The USDA confiscated Shazam, his cagemate Jazz and the white lioness Sheila from a local entertainment facility where they had not been cared for properly. Shazam was very nervous when he first arrived at In-Sync.
When he took his first step into his new enclosure we could see immediately that he exhibited obvious signs of starvation including severe ascites which causes a distended belly. His eyes were lifeless, and he had a filthy, dull coat. He had no mane when he arrived and red, bloody sores on either side of his face. He suffered with three types of infections in both ears that caused him to rub at the fence constantly thus pulling the hair from around his head and neck. He tested positive for roundworms, Vitamin A deficiency and toxoplasmosis. His lack of muscle tone in his hind legs and toxoplasmosis, which affects the central nervous system, has affected his coordination making it difficult for him to walk. Since the toxoplasmosis was a past infection and left untreated, we believe he may have cysts along his spinal cord pinching the nerves.
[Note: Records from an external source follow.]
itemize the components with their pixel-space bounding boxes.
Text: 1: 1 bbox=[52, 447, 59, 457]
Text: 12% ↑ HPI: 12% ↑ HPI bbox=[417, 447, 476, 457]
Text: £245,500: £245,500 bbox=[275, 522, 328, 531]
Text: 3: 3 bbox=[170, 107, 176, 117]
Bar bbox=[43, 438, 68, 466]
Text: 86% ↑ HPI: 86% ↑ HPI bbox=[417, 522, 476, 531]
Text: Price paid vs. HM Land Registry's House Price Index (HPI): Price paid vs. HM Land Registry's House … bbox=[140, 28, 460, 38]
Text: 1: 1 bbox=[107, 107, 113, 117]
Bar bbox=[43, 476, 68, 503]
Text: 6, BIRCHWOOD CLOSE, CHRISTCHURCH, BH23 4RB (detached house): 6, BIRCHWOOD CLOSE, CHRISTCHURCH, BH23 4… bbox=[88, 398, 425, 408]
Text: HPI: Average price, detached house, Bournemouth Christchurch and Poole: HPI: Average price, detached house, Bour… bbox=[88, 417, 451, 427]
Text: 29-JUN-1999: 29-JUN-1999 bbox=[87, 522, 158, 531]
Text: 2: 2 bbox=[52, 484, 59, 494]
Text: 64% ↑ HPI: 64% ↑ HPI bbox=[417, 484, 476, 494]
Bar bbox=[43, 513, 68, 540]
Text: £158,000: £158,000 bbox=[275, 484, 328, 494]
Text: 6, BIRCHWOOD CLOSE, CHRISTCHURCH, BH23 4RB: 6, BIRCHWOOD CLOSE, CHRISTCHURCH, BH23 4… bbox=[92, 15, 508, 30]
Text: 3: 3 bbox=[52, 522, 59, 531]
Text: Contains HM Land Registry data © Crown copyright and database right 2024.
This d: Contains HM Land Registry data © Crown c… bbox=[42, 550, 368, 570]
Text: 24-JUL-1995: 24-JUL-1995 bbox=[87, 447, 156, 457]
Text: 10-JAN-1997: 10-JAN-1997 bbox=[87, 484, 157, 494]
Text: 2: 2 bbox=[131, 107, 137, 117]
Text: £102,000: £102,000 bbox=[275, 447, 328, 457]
Unfortunately, because the condition was not caught in time, it is irreversible.
With a proper diet and appropriate supplements, Shazam has made some remarkable improvements since his arrival. He’s walking more steadily and frequently and now has the strength to groom himself and play. He loves to carry around boxes and kick a ball around the enclosure. His ears are healed, and he’s growing back a beautiful, white mane. He will probably always be uncoordinated, but we’re hoping he will continue to build strength in his legs to compensate for this. He and Jazz join Malikai and Dinari in song creating a beautiful, wild symphony. We are hoping with continuous proper nutrition and lots and love and care, his body and spirit will continue to heal.
Shazam’s rare coloring is the result of a recessive gene called “chinchilla” or “color-inhibitor” and in the wild is only found in the Kruger sub-species and unique to the Timbavati region of South Africa.